Meisje_met_de_parel« Une femme écrite fait rêver à mille femmes », dit Flaubert. Nous l’avons évoqué, une femme peinte, telle la Joconde, peut elle aussi faire rêver à mille femmes. Et dans un autre registre, quoique tout aussi populaire, une femme dessinée, telle la Mary Poppins de Walt Disney, peut aussi évoquer mille autres femmes, de même qu’Emma Bovary évoque encore un autre type de mille femmes. Contrairement à Mona Lisa ou à d’autres célèbres figures de femmes peintes dont on ignore tout ou à peu près tout, Mary Poppins et Emma Bovary sont soutenues par un récit, une histoire. Mais il arrive aussi que ce soient des femmes peintes, comme la Jeune fille à la perle de Vermeer, qui inspirent des livres, des histoires, des films. Ou bien que des femmes réelles inspirent des statues, comme les reines du jardin du Luxembourg à Paris. Tous les cas de figure sont possibles, les passages et les échanges se font dans tous les sens. Dans le théâtre antique, les personnages portaient des masques : on sait que telle est l’origine du mot personnage (du latin persona, masque). Dans les échanges entre l’art et la vie, le réel et sa représentation, tout devient personnage, même les animaux (dans Le Roman de Renart, dans les fables d’Ésope ou de La Fontaine, dans les contes de Perrault comme dans ceux de toutes les traditions), et aussi des monstres, des chimères nées de l’imagination d’auteurs ou de dessinateurs. C’est que le personnage, ce masque qui renvoie chacun à son propre imaginaire, est aussi chargé d’incarner l’Autre.

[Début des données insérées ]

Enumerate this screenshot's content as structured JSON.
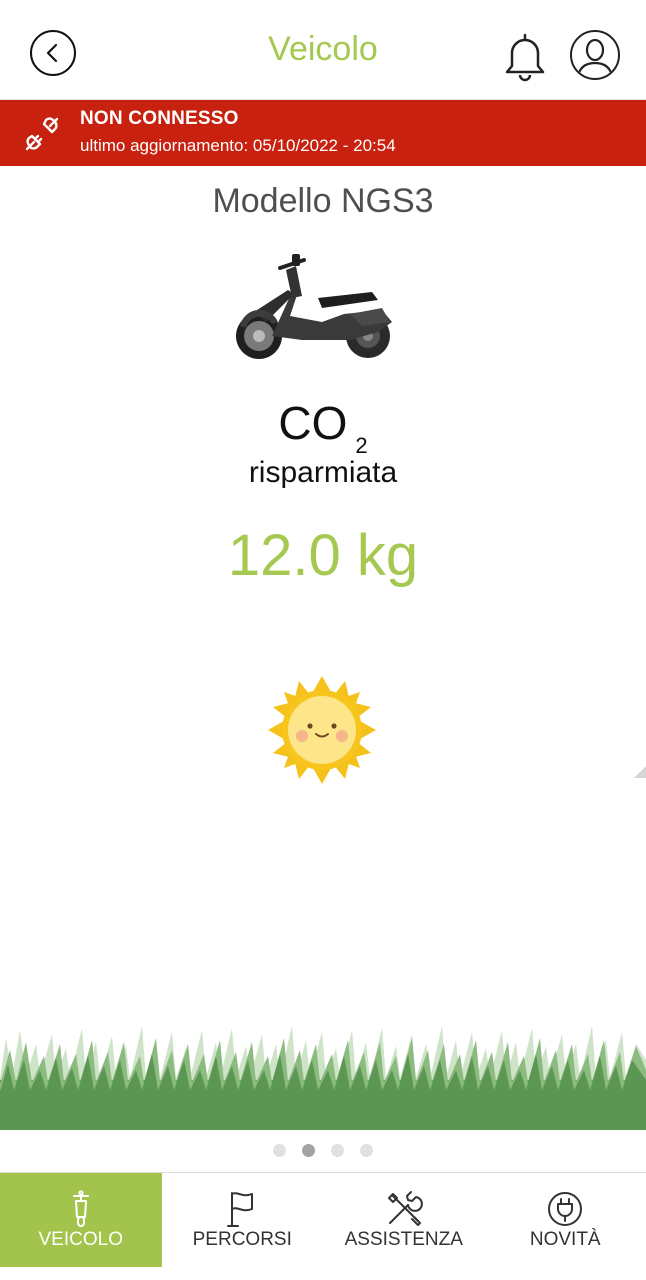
{
  "header": {
    "title": "Veicolo"
  },
  "status": {
    "label": "NON CONNESSO",
    "last_update": "ultimo aggiornamento: 05/10/2022 - 20:54",
    "color": "#c8210f"
  },
  "vehicle": {
    "model": "Modello NGS3"
  },
  "co2": {
    "symbol": "CO",
    "subscript": "2",
    "caption": "risparmiata",
    "amount": "12.0 kg"
  },
  "pager": {
    "count": 4,
    "active_index": 1
  },
  "nav": {
    "items": [
      {
        "label": "VEICOLO",
        "icon": "scooter-icon"
      },
      {
        "label": "PERCORSI",
        "icon": "flag-icon"
      },
      {
        "label": "ASSISTENZA",
        "icon": "tools-icon"
      },
      {
        "label": "NOVITÀ",
        "icon": "plug-icon"
      }
    ],
    "active_index": 0
  },
  "colors": {
    "accent": "#a5c850",
    "nav_active": "#a3c44c",
    "alert": "#c8210f"
  }
}
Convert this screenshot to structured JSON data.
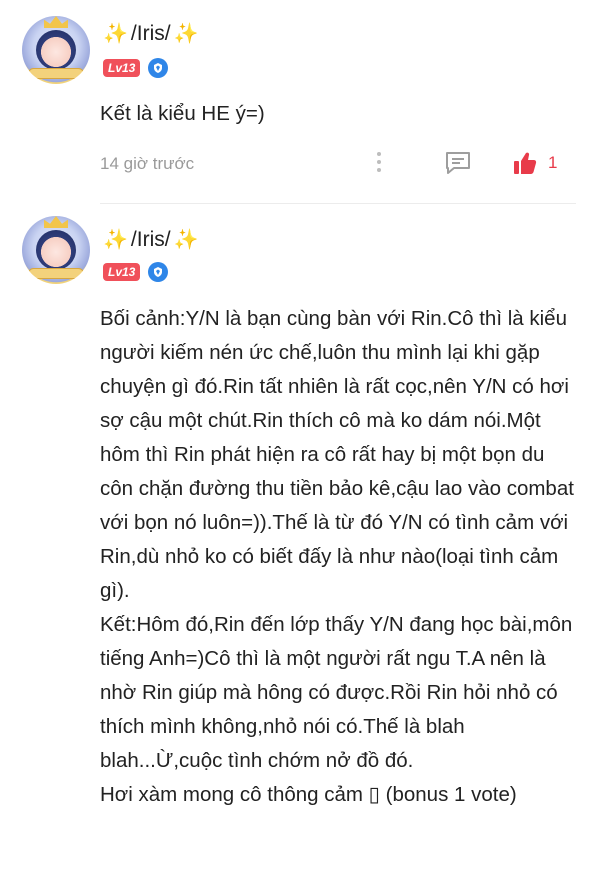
{
  "comments": [
    {
      "username": "/Iris/",
      "sparkle_left": "✨",
      "sparkle_right": "✨",
      "level": "Lv13",
      "text": "Kết là kiểu HE ý=)",
      "time": "14 giờ trước",
      "likes": "1"
    },
    {
      "username": "/Iris/",
      "sparkle_left": "✨",
      "sparkle_right": "✨",
      "level": "Lv13",
      "paragraphs": [
        "Bối cảnh:Y/N là bạn cùng bàn với Rin.Cô thì là kiểu người kiếm nén ức chế,luôn thu mình lại khi gặp chuyện gì đó.Rin tất nhiên là rất cọc,nên Y/N có hơi sợ cậu một chút.Rin thích cô mà ko dám nói.Một hôm thì Rin phát hiện ra cô rất hay bị một bọn du côn chặn đường thu tiền bảo kê,cậu lao vào combat với bọn nó luôn=)).Thế là từ đó Y/N có tình cảm với Rin,dù nhỏ ko có biết đấy là như nào(loại tình cảm gì).",
        "Kết:Hôm đó,Rin đến lớp thấy Y/N đang học bài,môn tiếng Anh=)Cô thì là một người rất ngu T.A nên là nhờ Rin giúp mà hông có được.Rồi Rin hỏi nhỏ có thích mình không,nhỏ nói có.Thế là blah blah...Ừ,cuộc tình chớm nở đồ đó.",
        "Hơi xàm mong cô thông cảm ▯ (bonus 1 vote)"
      ]
    }
  ],
  "icons": {
    "more": "more-vertical-icon",
    "reply": "reply-comment-icon",
    "like": "thumbs-up-icon",
    "badge": "shield-badge-icon"
  },
  "colors": {
    "like_red": "#e83b4a",
    "level_badge": "#f0505a",
    "shield_blue": "#2f86e8",
    "sparkle": "#f5c400",
    "muted": "#9a9a9a"
  }
}
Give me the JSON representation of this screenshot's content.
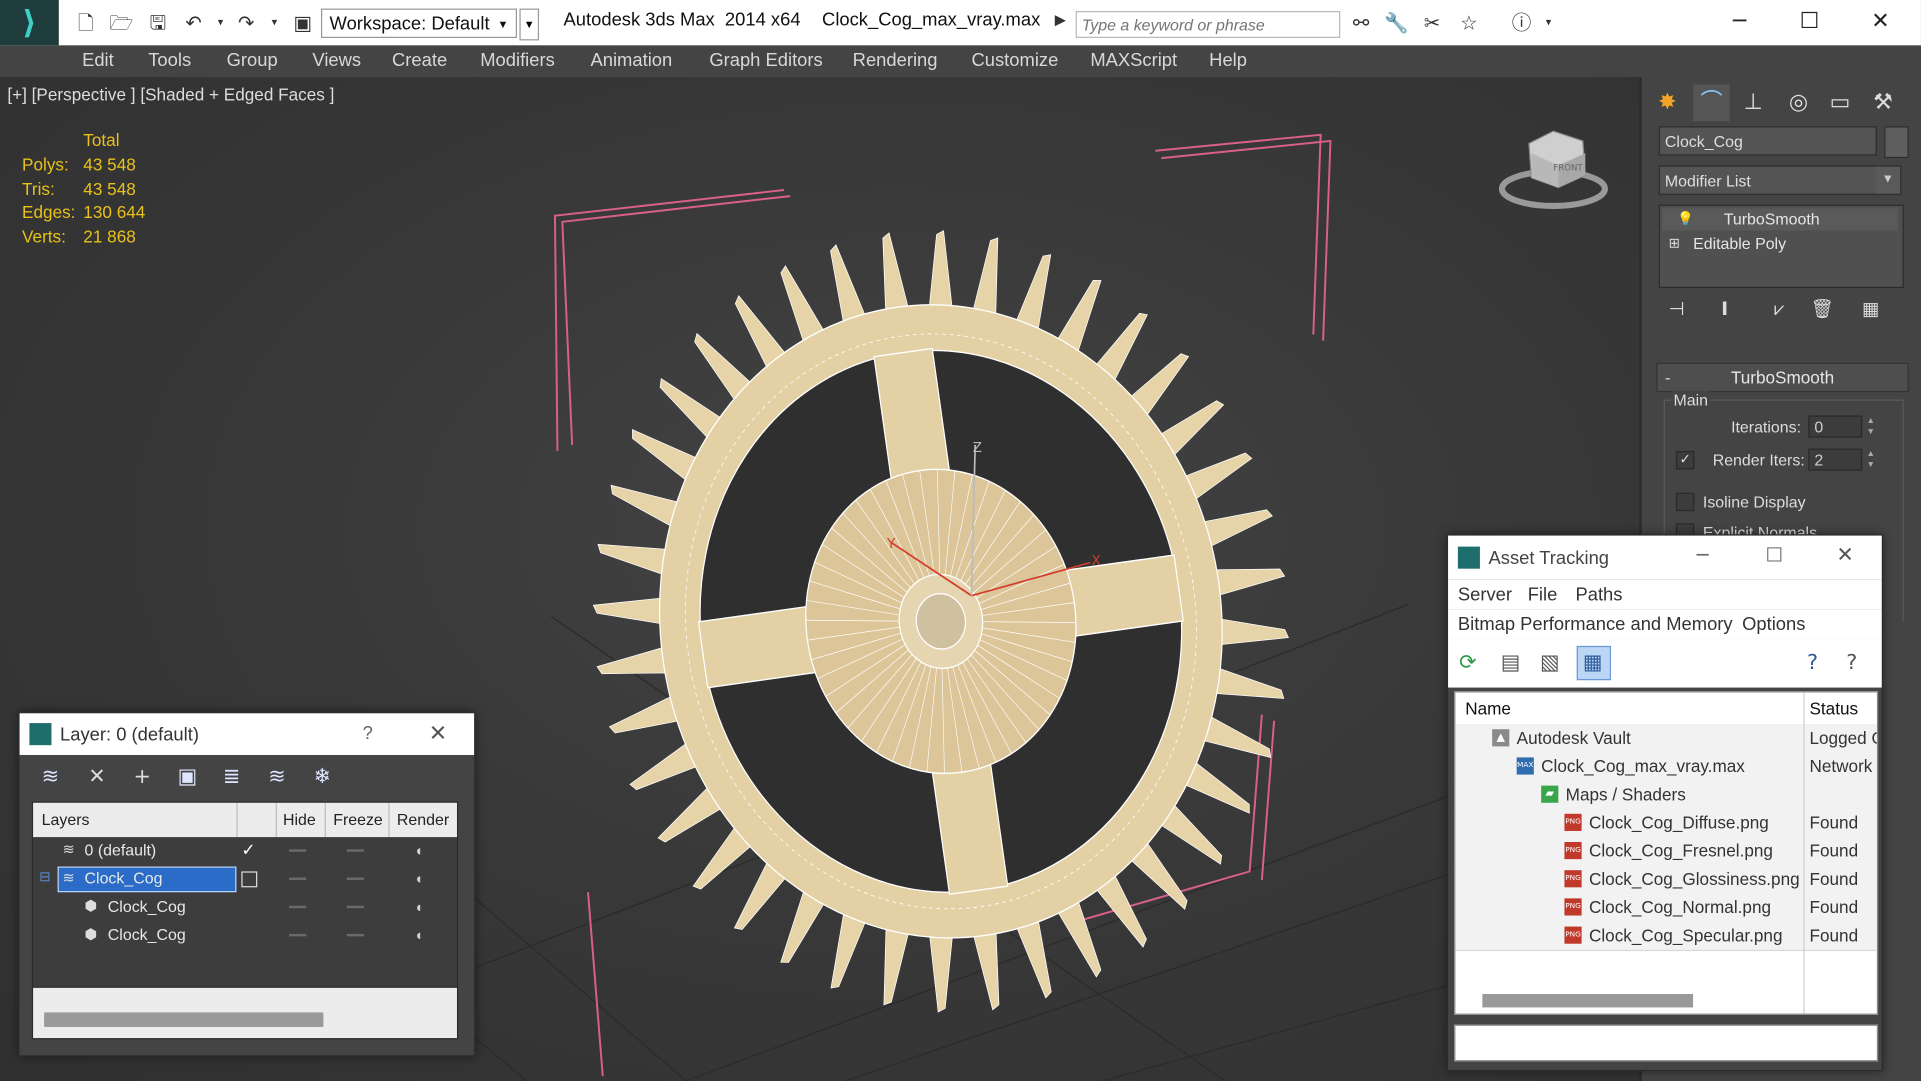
{
  "window": {
    "app_title": "Autodesk 3ds Max  2014 x64",
    "file_title": "Clock_Cog_max_vray.max",
    "workspace_label": "Workspace: Default",
    "search_placeholder": "Type a keyword or phrase",
    "logo": "3ds-max-logo"
  },
  "menu": [
    "Edit",
    "Tools",
    "Group",
    "Views",
    "Create",
    "Modifiers",
    "Animation",
    "Graph Editors",
    "Rendering",
    "Customize",
    "MAXScript",
    "Help"
  ],
  "viewport": {
    "label": "[+] [Perspective ] [Shaded + Edged Faces ]",
    "stats": {
      "header": "Total",
      "rows": [
        {
          "label": "Polys:",
          "value": "43 548"
        },
        {
          "label": "Tris:",
          "value": "43 548"
        },
        {
          "label": "Edges:",
          "value": "130 644"
        },
        {
          "label": "Verts:",
          "value": "21 868"
        }
      ]
    },
    "viewcube_label": "FRONT",
    "gizmo_x": "X",
    "gizmo_y": "Y",
    "gizmo_z": "Z"
  },
  "command_panel": {
    "object_name": "Clock_Cog",
    "modifier_list": "Modifier List",
    "stack": [
      {
        "label": "TurboSmooth",
        "selected": true
      },
      {
        "label": "Editable Poly",
        "selected": false
      }
    ],
    "rollout_title": "TurboSmooth",
    "group_main": "Main",
    "iterations_label": "Iterations:",
    "iterations_value": "0",
    "render_iters_label": "Render Iters:",
    "render_iters_value": "2",
    "render_iters_checked": true,
    "isoline_label": "Isoline Display",
    "explicit_label": "Explicit Normals"
  },
  "layer_dialog": {
    "title": "Layer: 0 (default)",
    "help": "?",
    "columns": [
      "Layers",
      "Hide",
      "Freeze",
      "Render"
    ],
    "rows": [
      {
        "name": "0 (default)",
        "current": true,
        "selected": false
      },
      {
        "name": "Clock_Cog",
        "current": false,
        "selected": true
      },
      {
        "name": "Clock_Cog",
        "current": false,
        "selected": false
      },
      {
        "name": "Clock_Cog",
        "current": false,
        "selected": false
      }
    ]
  },
  "asset_dialog": {
    "title": "Asset Tracking",
    "menu1": [
      "Server",
      "File",
      "Paths"
    ],
    "menu2": [
      "Bitmap Performance and Memory",
      "Options"
    ],
    "columns": [
      "Name",
      "Status"
    ],
    "rows": [
      {
        "name": "Autodesk Vault",
        "status": "Logged Out",
        "icon": "vault-icon"
      },
      {
        "name": "Clock_Cog_max_vray.max",
        "status": "Network",
        "icon": "max-file-icon"
      },
      {
        "name": "Maps / Shaders",
        "status": "",
        "icon": "maps-folder-icon"
      },
      {
        "name": "Clock_Cog_Diffuse.png",
        "status": "Found",
        "icon": "png-icon"
      },
      {
        "name": "Clock_Cog_Fresnel.png",
        "status": "Found",
        "icon": "png-icon"
      },
      {
        "name": "Clock_Cog_Glossiness.png",
        "status": "Found",
        "icon": "png-icon"
      },
      {
        "name": "Clock_Cog_Normal.png",
        "status": "Found",
        "icon": "png-icon"
      },
      {
        "name": "Clock_Cog_Specular.png",
        "status": "Found",
        "icon": "png-icon"
      }
    ]
  },
  "colors": {
    "stats_yellow": "#e8c11a",
    "selection_blue": "#2a6cc7",
    "gear_fill": "#e6d3a8",
    "bracket_pink": "#d9608a",
    "viewport_bg": "#3a3a3a"
  }
}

« Je suis l’autre », écrivait Gérard de Nerval. Et Rimbaud : « Je est un autre ». Telle est l’expérience que nous faisons dans l’écriture, dans la lecture. C’est pourquoi Flaubert dit : « Madame Bovary, c’est moi ». Dans l’une des nouvelles de Julio Cortazar, le narrateur finit par s’identifier à un axolotl. Dans La Chute de la Maison Usher d’Edgar Poe, Roderick fait corps avec sa sœur Emeline comme la vie avec la mort. L’Autre est porteur de tout ce qu’on est et de tout ce qu’on n’est pas, c’est pourquoi il peut devenir secrètement sacré, au point de ne pouvoir parfois supporter la représentation, ou qu’une représentation absolument stylisée, symbolisée – comme dans beaucoup de religions ou dans l’esprit de Flaubert.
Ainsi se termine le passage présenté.